The high frequency of SPINK1 c.194+2T>C mutation inspired us to dig into its clinical implications. Surprisingly, we found that the pain pattern at disease onset is distinctly different in pediatric ICP patients with or without SPINK1 c.194+2T>C mutation. The most common type of pain attack in pediatric patients carrying the intronic mutation is recurrent acute pancreatitis which is found in 70.7% of all cases. However, the pattern of pain attack in patients without SPINK1 c.194+2T>C mutation can be characterized as RAP, RP, RAP/P, and CPP in a decentralized fashion. This result gives us a hint that, for pediatric patients suffering from RAP attack, an examination of related gene mutation should be recommended. Whether this finding can serve as an implication of the genetic connection between RAP and CP is quite fascinating. Our group has initiated a screening of genetic mutations in Chinese recurrent pancreatitis patients and hopefully this study could further reveal the whole picture.

Due to the limited time of disease progression, very few pediatric ICP patients presented with endocrine and exocrine function impairment. However, all of the 4 patients with diabetes mellitus carried SPINK1 c.194+2T>C mutation. In the previous studies from our group, we found that SPINK1 c.194+2T>C mutation is a predisposing factor for the earlier onset of pancreatic diabetes [18] which is consistent with this result.

According to a recent publication from Korea, pancreatic duct stones occurred more frequently in patients with the c.194+2T>C pathogenic variant [35]. It gives us a hint to look into this situation from another clinical prospective. As a majority of chronic pancreatitis patients came to our treatment center hoping to undergo interventional treatments including ESWL and ERCP to resolve pancreatic ductal obstruction, the occurrence of pancreatic stone might be higher. We are undergoing further analysis to elucidate this discovery.
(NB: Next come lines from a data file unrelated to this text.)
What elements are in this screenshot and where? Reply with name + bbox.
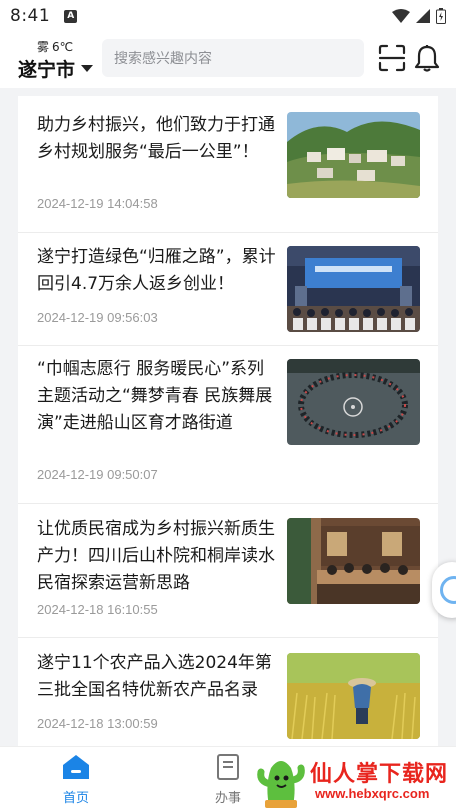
news-item[interactable]: 让优质民宿成为乡村振兴新质生产力！四川后山朴院和桐岸读水民宿探索运营新思路 20… xyxy=(18,504,438,638)
news-title: 遂宁打造绿色“归雁之路”，累计回引4.7万余人返乡创业！ xyxy=(37,247,276,294)
weather-condition: 雾 xyxy=(37,40,50,54)
news-thumbnail xyxy=(287,246,420,332)
floating-assistant-button[interactable] xyxy=(432,562,456,618)
bell-icon[interactable] xyxy=(414,44,440,72)
news-title: 让优质民宿成为乡村振兴新质生产力！四川后山朴院和桐岸读水民宿探索运营新思路 xyxy=(37,519,275,593)
site-watermark: 仙人掌下载网 www.hebxqrc.com xyxy=(255,752,455,810)
news-feed[interactable]: 助力乡村振兴，他们致力于打通乡村规划服务“最后一公里”！ 2024-12-19 … xyxy=(18,96,438,746)
signal-icon xyxy=(416,9,430,23)
news-thumbnail xyxy=(287,518,420,604)
nav-item-home[interactable]: 首页 xyxy=(36,753,116,806)
news-time: 2024-12-19 14:04:58 xyxy=(37,196,158,211)
status-time: 8:41 xyxy=(10,6,51,26)
news-title: 助力乡村振兴，他们致力于打通乡村规划服务“最后一公里”！ xyxy=(37,115,275,162)
news-item[interactable]: “巾帼志愿行 服务暖民心”系列主题活动之“舞梦青春 民族舞展演”走进船山区育才路… xyxy=(18,346,438,504)
home-icon xyxy=(63,755,89,779)
header: 雾 6℃ 遂宁市 搜索感兴趣内容 xyxy=(0,32,456,88)
news-thumbnail xyxy=(287,359,420,445)
document-icon xyxy=(217,754,239,780)
scan-icon[interactable] xyxy=(378,44,406,72)
watermark-title: 仙人掌下载网 xyxy=(310,762,449,787)
news-time: 2024-12-19 09:50:07 xyxy=(37,467,158,482)
news-thumbnail xyxy=(287,653,420,739)
chevron-down-icon xyxy=(81,65,94,72)
city-selector[interactable]: 遂宁市 xyxy=(18,55,94,82)
news-title: 遂宁11个农产品入选2024年第三批全国名特优新农产品名录 xyxy=(37,653,272,700)
city-name: 遂宁市 xyxy=(18,59,76,81)
notification-icon: A xyxy=(64,9,78,23)
weather-temperature: 6℃ xyxy=(52,39,74,54)
weather-widget[interactable]: 雾 6℃ xyxy=(37,38,73,55)
news-time: 2024-12-19 09:56:03 xyxy=(37,310,158,325)
cactus-logo xyxy=(257,761,305,808)
status-bar: 8:41 A xyxy=(0,0,456,32)
nav-label: 首页 xyxy=(62,791,89,806)
watermark-url: www.hebxqrc.com xyxy=(315,786,430,801)
news-item[interactable]: 助力乡村振兴，他们致力于打通乡村规划服务“最后一公里”！ 2024-12-19 … xyxy=(18,96,438,233)
assistant-icon xyxy=(440,576,456,604)
search-placeholder: 搜索感兴趣内容 xyxy=(114,51,212,67)
news-time: 2024-12-18 13:00:59 xyxy=(37,716,158,731)
news-item[interactable]: 遂宁打造绿色“归雁之路”，累计回引4.7万余人返乡创业！ 2024-12-19 … xyxy=(18,233,438,346)
news-item[interactable]: 遂宁11个农产品入选2024年第三批全国名特优新农产品名录 2024-12-18… xyxy=(18,638,438,746)
news-thumbnail xyxy=(287,112,420,198)
news-time: 2024-12-18 16:10:55 xyxy=(37,602,158,617)
news-title: “巾帼志愿行 服务暖民心”系列主题活动之“舞梦青春 民族舞展演”走进船山区育才路… xyxy=(37,359,273,433)
battery-icon xyxy=(436,8,446,24)
search-input[interactable]: 搜索感兴趣内容 xyxy=(102,39,364,77)
wifi-icon xyxy=(392,9,410,23)
status-indicators xyxy=(392,8,446,24)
According to the 2012 American Community Survey, Asian American comprises 15.5 million out of the whole population in the United States. Moreover, Asian population has been growing in North America, Austria, and New Zealand. Thus, gene diversity should be considered for a better coverage of different races. As the frequency of SPINK1 c.194+2T>C is rather in Chinese chronic patients and distinct clinical features have been addressed, we propose that this intronic variant should arouse more attention in researchers and clinicians all over the world to better facilitate the practice of precision medicine.

5. Conclusion

By comparing different groups of ICP patients, we concluded that SPINK1 c.194+2T>C mutation had a higher occurrence in juvenile ICP patients than in the adult group. There are more male patients in adult ICP population than in pediatric patients. More patients carrying SPINK1 c.194+2T>C presented with recurrent acute pancreatitis at disease onset. We should pay more attention to pathogenic intronic variants in relevant studies among different races and generations.